Mati; berpisahnya ruh dari tubuh adalah peristiwa besar yang akan dialami oleh semua makhluq hidup, sebagaimana firman-Nya: "Kullu Nafsin Dza-iqatul-Maut"; artinya: "Setiap yang bernyawa pasti akan merasakan kematian" (Surah Ali 'Imran ayat 185). Jadi, bagi kita yang masih hidup saat ini, hanya menunggu waktu giliran saja. Dan giliran itu pasti kan datang.

Nabi Muhammad saw menasehati kita agar selalu ingat akan kematian; Beliau bersabda: "Aktsiru Hadzimil-Ladzdzat:Al-Maut"; artinya: "Sering2lah kalian mengingat hal yang memutus kelezatan --Dunia-- yakni maut (kematian)" (H.R. At-Tirmidzi, An-Nasa-i dan Ibnu Majah). Hadits ini menyebutkan bahwa kematian membuat hilang seluruh kenikmatan Dunia.

Islam tidak pernah mengajarkan menghindari kematian, karena kematian memang tidak bisa dihindari, tetapi Islam mengajarkan untuk selalu bersiap menghadapi kematian, Nabi saw bersabda: "Al-Kayyisu Man Dana Nafshu Wa 'Amila Lima Ba'dal-Maut"; artinya: "Orang yang cerdas, ialah yang mampu menundukkan nafsunya, dan selalu melakukan --persiapan-- 'amal untuk.--menghadapi --resiko yang datang-- setelah kematian". HR Ahmad

Nabi Muhammad saw menggambarkan "kematian" sebagai sebuah perjalanan yang berat dan jauh; yaitu perjalanan menuju akhirat. Sabda Beliau kepada Abu Dzar: "Ya Aba Dzar, Jaddidis-Safinata Fa-Innal-Bahra 'Amiqun Wa Khudziz-Zada Kamilan Fa-Innass--Safara Ba'idun";artinya: "Ya Abu Dzar, pugarlah perahu-mu, karena lautan sangat dalam, dan bawalah bekal yang sempurna karena perjalanan sangat jauh...".

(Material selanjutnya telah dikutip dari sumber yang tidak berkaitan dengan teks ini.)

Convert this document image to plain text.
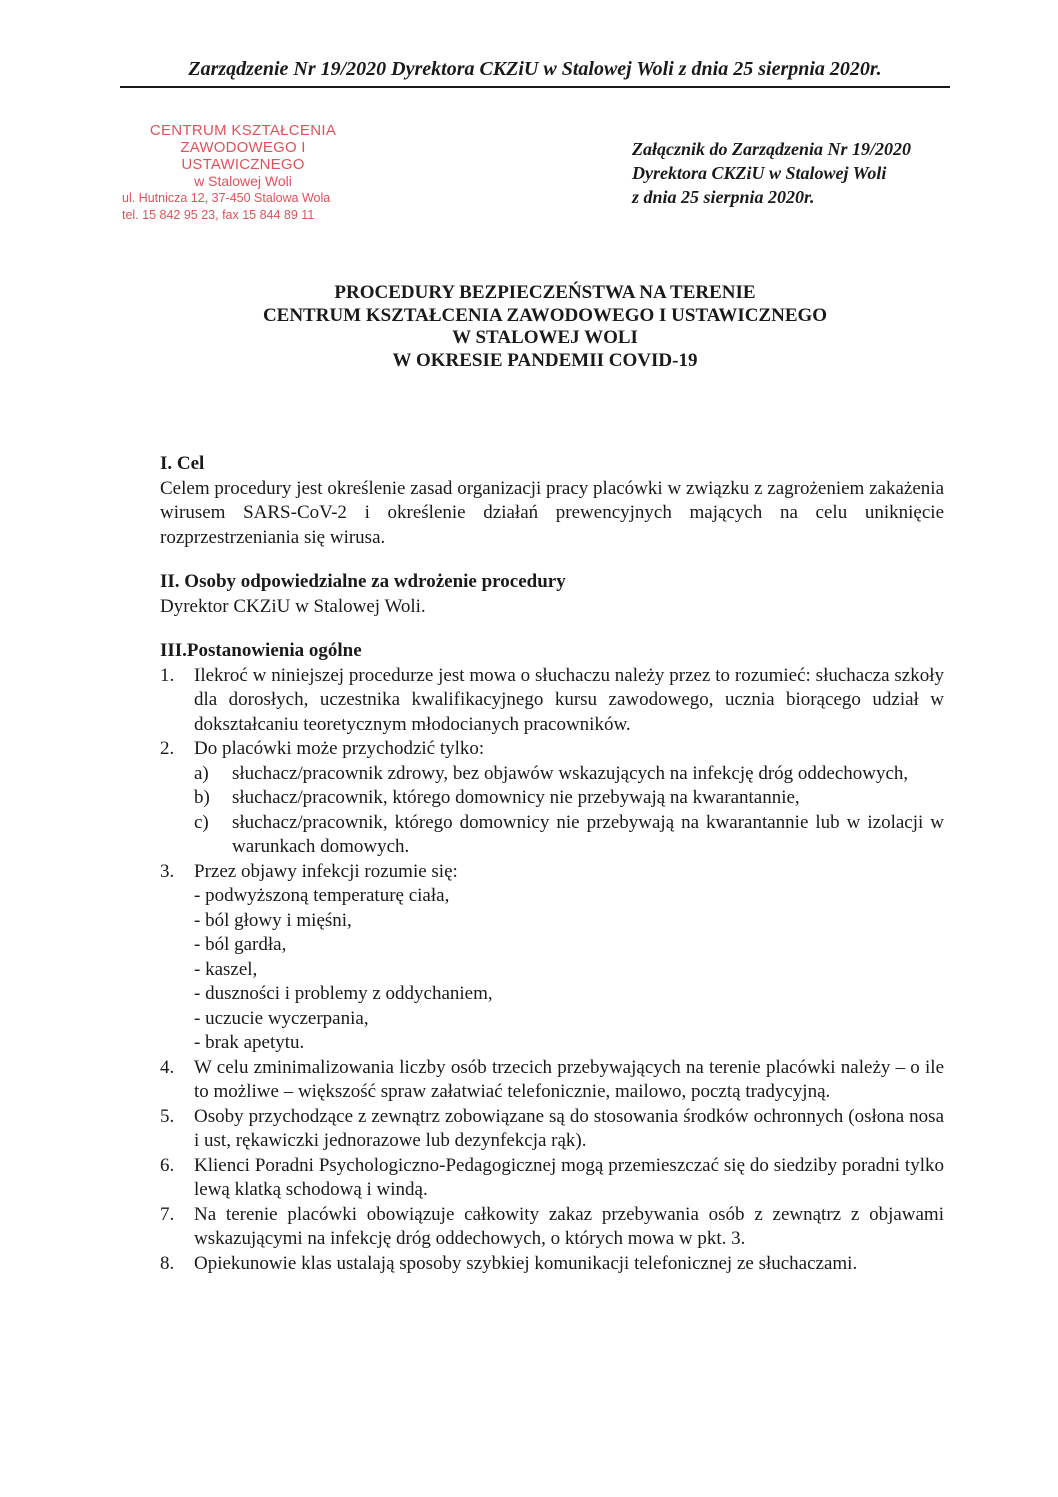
Zarządzenie Nr 19/2020 Dyrektora CKZiU w Stalowej Woli z dnia 25 sierpnia 2020r.
CENTRUM KSZTAŁCENIA
ZAWODOWEGO I USTAWICZNEGO
w Stalowej Woli
ul. Hutnicza 12, 37-450 Stalowa Wola
tel. 15 842 95 23, fax 15 844 89 11
Załącznik do Zarządzenia Nr 19/2020
Dyrektora CKZiU w Stalowej Woli
z dnia 25 sierpnia 2020r.
PROCEDURY BEZPIECZEŃSTWA NA TERENIE
CENTRUM KSZTAŁCENIA ZAWODOWEGO I USTAWICZNEGO
W STALOWEJ WOLI
W OKRESIE PANDEMII COVID-19
I. Cel
Celem procedury jest określenie zasad organizacji pracy placówki w związku z zagrożeniem zakażenia wirusem SARS-CoV-2 i określenie działań prewencyjnych mających na celu uniknięcie rozprzestrzeniania się wirusa.
II. Osoby odpowiedzialne za wdrożenie procedury
Dyrektor CKZiU w Stalowej Woli.
III.Postanowienia ogólne
1. Ilekroć w niniejszej procedurze jest mowa o słuchaczu należy przez to rozumieć: słuchacza szkoły dla dorosłych, uczestnika kwalifikacyjnego kursu zawodowego, ucznia biorącego udział w dokształcaniu teoretycznym młodocianych pracowników.
2. Do placówki może przychodzić tylko:
a) słuchacz/pracownik zdrowy, bez objawów wskazujących na infekcję dróg oddechowych,
b) słuchacz/pracownik, którego domownicy nie przebywają na kwarantannie,
c) słuchacz/pracownik, którego domownicy nie przebywają na kwarantannie lub w izolacji w warunkach domowych.
3. Przez objawy infekcji rozumie się:
- podwyższoną temperaturę ciała,
- ból głowy i mięśni,
- ból gardła,
- kaszel,
- duszności i problemy z oddychaniem,
- uczucie wyczerpania,
- brak apetytu.
4. W celu zminimalizowania liczby osób trzecich przebywających na terenie placówki należy – o ile to możliwe – większość spraw załatwiać telefonicznie, mailowo, pocztą tradycyjną.
5. Osoby przychodzące z zewnątrz zobowiązane są do stosowania środków ochronnych (osłona nosa i ust, rękawiczki jednorazowe lub dezynfekcja rąk).
6. Klienci Poradni Psychologiczno-Pedagogicznej mogą przemieszczać się do siedziby poradni tylko lewą klatką schodową i windą.
7. Na terenie placówki obowiązuje całkowity zakaz przebywania osób z zewnątrz z objawami wskazującymi na infekcję dróg oddechowych, o których mowa w pkt. 3.
8. Opiekunowie klas ustalają sposoby szybkiej komunikacji telefonicznej ze słuchaczami.
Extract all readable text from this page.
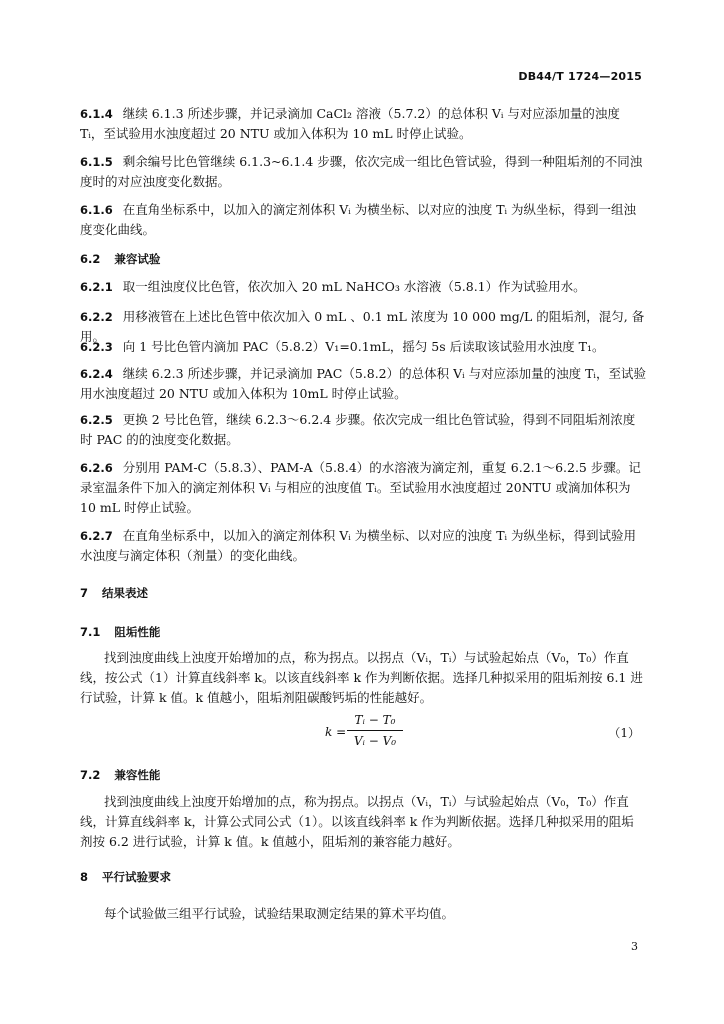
DB44/T 1724—2015
6.1.4 继续 6.1.3 所述步骤，并记录滴加 CaCl₂ 溶液（5.7.2）的总体积 Vᵢ 与对应添加量的浊度 Tᵢ，至试验用水浊度超过 20 NTU 或加入体积为 10 mL 时停止试验。
6.1.5 剩余编号比色管继续 6.1.3~6.1.4 步骤，依次完成一组比色管试验，得到一种阻垢剂的不同浊度时的对应浊度变化数据。
6.1.6 在直角坐标系中，以加入的滴定剂体积 Vᵢ 为横坐标、以对应的浊度 Tᵢ 为纵坐标，得到一组浊度变化曲线。
6.2 兼容试验
6.2.1 取一组浊度仪比色管，依次加入 20 mL NaHCO₃ 水溶液（5.8.1）作为试验用水。
6.2.2 用移液管在上述比色管中依次加入 0 mL 、0.1 mL 浓度为 10 000 mg/L 的阻垢剂，混匀, 备用。
6.2.3 向 1 号比色管内滴加 PAC（5.8.2）V₁=0.1mL，摇匀 5s 后读取该试验用水浊度 T₁。
6.2.4 继续 6.2.3 所述步骤，并记录滴加 PAC（5.8.2）的总体积 Vᵢ 与对应添加量的浊度 Tᵢ，至试验用水浊度超过 20 NTU 或加入体积为 10mL 时停止试验。
6.2.5 更换 2 号比色管，继续 6.2.3～6.2.4 步骤。依次完成一组比色管试验，得到不同阻垢剂浓度时 PAC 的的浊度变化数据。
6.2.6 分别用 PAM-C（5.8.3）、PAM-A（5.8.4）的水溶液为滴定剂，重复 6.2.1～6.2.5 步骤。记录室温条件下加入的滴定剂体积 Vᵢ 与相应的浊度值 Tᵢ。至试验用水浊度超过 20NTU 或滴加体积为 10 mL 时停止试验。
6.2.7 在直角坐标系中，以加入的滴定剂体积 Vᵢ 为横坐标、以对应的浊度 Tᵢ 为纵坐标，得到试验用水浊度与滴定体积（剂量）的变化曲线。
7 结果表述
7.1 阻垢性能
找到浊度曲线上浊度开始增加的点，称为拐点。以拐点（Vᵢ，Tᵢ）与试验起始点（V₀，T₀）作直线，按公式（1）计算直线斜率 k。以该直线斜率 k 作为判断依据。选择几种拟采用的阻垢剂按 6.1 进行试验，计算 k 值。k 值越小，阻垢剂阻碳酸钙垢的性能越好。
k =
Tᵢ − T₀
Vᵢ − V₀
（1）
7.2 兼容性能
找到浊度曲线上浊度开始增加的点，称为拐点。以拐点（Vᵢ，Tᵢ）与试验起始点（V₀，T₀）作直线，计算直线斜率 k，计算公式同公式（1）。以该直线斜率 k 作为判断依据。选择几种拟采用的阻垢剂按 6.2 进行试验，计算 k 值。k 值越小，阻垢剂的兼容能力越好。
8 平行试验要求
每个试验做三组平行试验，试验结果取测定结果的算术平均值。
3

Para 'Ulama mengatakan yang dimaksud dengan "perahu" adalah niat dan yang dimaksud "bekal sempurna" adalah amal-shalih. Jadi, hadits ini memerintahkan untuk selalu memperbaiki niat agar selalu ikhlas kepada Allah, dan juga mengunakan kesempatan untuk melakukan amal shalih, meskipun sedikit. Nabi saw bersabda: "Akhlishil-'Amal Yajzika Minhul-Qalil"; artinya: "Ikhlaslah dalam. beramal,maka amal yang sedikit dapat mencukupi-mu".

Sehubungan dengan ini Nabi saw bersabda: "La Tahqiranna Minal-Ma'rufi Syai-an Wa Law An Talqa Akhaka Bi Wajhin Thalqin"; artinya: "Janganlah kamu menganggap sepele perbuatan baik yang sedikit; meskipun hanya memperlihatkan senyum ketika berjumpa dengan saudara-mu"(H.R. Ahmad, Muslim & At-Tirmidzi). Subhanallah alangkah sempurnanya Islam; sehingga masalah "senyum" pun mendapat perhatian dan menjadi anjuran.